Midjourney lance sa division santé Midjourney Medical et l'Ultrasonic CT, un scanner 3D par ultrasons prévu pour fin 2027 dans ses futurs spas de bien-être.

Voilà une direction que personne n'attendait du spécialiste de l'image générée. Midjourney monte une division santé, Midjourney Medical, bâtie autour d'une imagerie qu'elle baptise « Ultrasonic CT », ou échographie corps entier. La promesse maison tient en peu de mots : ni radiation ni champ magnétique, juste du son, de l'eau et une soixantaine de secondes, pour obtenir une cartographie 3D du corps que l'entreprise dit proche des images d'IRM actuelles.

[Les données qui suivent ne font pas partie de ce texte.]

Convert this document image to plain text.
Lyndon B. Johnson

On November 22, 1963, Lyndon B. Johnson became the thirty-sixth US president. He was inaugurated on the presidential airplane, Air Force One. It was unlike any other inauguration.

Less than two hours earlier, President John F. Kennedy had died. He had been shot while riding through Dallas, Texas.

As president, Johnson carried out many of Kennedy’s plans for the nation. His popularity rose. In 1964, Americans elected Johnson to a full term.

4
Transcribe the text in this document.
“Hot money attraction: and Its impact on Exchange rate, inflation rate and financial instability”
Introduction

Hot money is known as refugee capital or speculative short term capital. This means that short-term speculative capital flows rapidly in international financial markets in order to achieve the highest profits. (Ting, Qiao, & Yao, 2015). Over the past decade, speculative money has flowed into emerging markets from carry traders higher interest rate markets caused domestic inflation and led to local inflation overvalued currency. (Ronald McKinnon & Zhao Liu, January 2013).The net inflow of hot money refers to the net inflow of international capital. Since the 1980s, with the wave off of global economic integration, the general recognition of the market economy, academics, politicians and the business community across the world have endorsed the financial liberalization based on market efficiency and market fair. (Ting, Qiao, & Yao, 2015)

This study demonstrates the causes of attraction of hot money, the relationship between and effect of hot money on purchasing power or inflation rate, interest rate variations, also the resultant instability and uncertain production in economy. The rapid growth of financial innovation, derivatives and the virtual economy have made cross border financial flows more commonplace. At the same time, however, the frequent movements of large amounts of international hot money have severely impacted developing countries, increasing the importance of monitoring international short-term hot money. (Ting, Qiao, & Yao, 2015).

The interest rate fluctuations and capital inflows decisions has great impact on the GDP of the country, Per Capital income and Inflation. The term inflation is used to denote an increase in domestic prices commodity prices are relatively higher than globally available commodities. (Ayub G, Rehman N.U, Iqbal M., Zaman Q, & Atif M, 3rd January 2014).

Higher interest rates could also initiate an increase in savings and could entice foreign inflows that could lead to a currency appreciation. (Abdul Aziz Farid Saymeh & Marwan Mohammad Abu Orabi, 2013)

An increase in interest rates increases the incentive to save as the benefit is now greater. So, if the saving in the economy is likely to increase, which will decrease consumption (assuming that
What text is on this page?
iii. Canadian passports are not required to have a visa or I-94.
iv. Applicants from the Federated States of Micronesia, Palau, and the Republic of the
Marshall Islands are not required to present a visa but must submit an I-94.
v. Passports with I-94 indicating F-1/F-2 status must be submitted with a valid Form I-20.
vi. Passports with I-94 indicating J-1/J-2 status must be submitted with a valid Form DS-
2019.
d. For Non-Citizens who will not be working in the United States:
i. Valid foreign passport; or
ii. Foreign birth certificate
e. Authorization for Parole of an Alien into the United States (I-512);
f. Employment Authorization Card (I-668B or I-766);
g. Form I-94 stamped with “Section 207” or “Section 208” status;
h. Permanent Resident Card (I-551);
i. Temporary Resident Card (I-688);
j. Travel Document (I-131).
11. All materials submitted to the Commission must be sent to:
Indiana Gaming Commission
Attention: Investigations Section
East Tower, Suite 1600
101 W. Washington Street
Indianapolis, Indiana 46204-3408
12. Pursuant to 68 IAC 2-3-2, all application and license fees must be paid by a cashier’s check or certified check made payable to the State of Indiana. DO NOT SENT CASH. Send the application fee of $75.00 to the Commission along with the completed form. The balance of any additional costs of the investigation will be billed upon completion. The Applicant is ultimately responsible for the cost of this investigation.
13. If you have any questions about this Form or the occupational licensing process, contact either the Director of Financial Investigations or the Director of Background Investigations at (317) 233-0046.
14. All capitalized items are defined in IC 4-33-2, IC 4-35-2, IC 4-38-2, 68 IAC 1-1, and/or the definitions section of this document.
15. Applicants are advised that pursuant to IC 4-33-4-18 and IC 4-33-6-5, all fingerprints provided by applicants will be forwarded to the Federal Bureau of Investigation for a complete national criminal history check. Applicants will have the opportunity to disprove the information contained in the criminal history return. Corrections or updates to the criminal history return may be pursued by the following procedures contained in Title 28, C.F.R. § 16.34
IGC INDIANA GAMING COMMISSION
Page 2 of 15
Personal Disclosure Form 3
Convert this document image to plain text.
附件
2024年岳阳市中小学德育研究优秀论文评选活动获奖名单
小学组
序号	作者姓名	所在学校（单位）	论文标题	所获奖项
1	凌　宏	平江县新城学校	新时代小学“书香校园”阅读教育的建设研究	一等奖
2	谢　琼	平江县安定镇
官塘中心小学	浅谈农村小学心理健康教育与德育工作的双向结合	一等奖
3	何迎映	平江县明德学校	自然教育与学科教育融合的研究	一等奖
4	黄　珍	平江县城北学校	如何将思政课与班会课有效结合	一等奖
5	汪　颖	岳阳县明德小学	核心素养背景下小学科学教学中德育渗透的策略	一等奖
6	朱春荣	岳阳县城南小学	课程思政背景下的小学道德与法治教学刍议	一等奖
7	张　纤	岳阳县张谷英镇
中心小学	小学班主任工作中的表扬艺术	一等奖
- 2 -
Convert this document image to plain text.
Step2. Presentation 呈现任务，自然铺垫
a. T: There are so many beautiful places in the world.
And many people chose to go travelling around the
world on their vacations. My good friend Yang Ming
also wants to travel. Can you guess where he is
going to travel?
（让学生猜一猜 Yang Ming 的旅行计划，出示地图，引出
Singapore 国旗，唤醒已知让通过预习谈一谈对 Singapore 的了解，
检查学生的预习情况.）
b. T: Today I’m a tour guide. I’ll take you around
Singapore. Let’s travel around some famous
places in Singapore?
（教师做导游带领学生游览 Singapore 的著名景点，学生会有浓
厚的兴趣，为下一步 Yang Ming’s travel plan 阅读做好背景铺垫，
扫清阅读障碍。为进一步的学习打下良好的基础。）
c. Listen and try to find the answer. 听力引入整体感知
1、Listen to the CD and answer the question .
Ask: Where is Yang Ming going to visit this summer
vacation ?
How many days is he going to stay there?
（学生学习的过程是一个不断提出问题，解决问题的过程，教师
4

Le déroulé évoque davantage un soin qu'un examen. On s'allonge sur une plateforme qui descend lentement dans un bassin d'eau tiède, à quelques centimètres par seconde, et l'on traverse un anneau de capteurs miniatures, chacun jouant tour à tour le haut-parleur et le microphone. Selon Midjourney, près d'un demi-million de ces éléments émettent des ultrasons et enregistrent leurs échos des millions de fois par seconde, produisant des téraoctets de données ; un cluster de calcul reconstitue alors, à partir de la déformation des ondes, ce qui se trouve à l'intérieur. L'entreprise revendique une qualité par endroits supérieure à l'IRM et une vitesse de l'ordre de cent fois plus grande, sur un appareil qui s'appuie en réalité sur une technologie d'ultrasons sur puce concédée sous licence par Butterfly Network.

Cette machine ne vivrait pas dans un hôpital mais dans un lieu de détente, le « Midjourney Spa ». Le premier ouvrirait à San Francisco fin 2027, avec hammams, saunas, bains froids et une dizaine de scanners logés dans des bassins de lumière dorée. L'idée affichée est d'en faire un endroit où l'on vient pour soi, le scan n'étant qu'un à-côté de la visite, dont on ressort avec une réserve de données sur sa santé.

La feuille de route reste celle d'une ambition naissante, pas d'un produit. Midjourney compte passer un an à affiner matériel et algorithmes, monter des générations de scanners successives, et viser à terme une flotte de 50 000 appareils pour un milliard d'examens par mois d'ici 2031. Faute d'agrément, elle commencerait par de simples cartes de composition corporelle, sans visée diagnostique, en soumettant ses résultats à la FDA pour étendre peu à peu les usages. L'entreprise, qui se dit sans investisseurs et financée par sa communauté, va jusqu'à avancer, au conditionnel, qu'une imagerie précoce généralisée pourrait éviter à l'avenir 30 % des décès et la moitié des coûts de santé, projection spéculative qui n'engage qu'elle.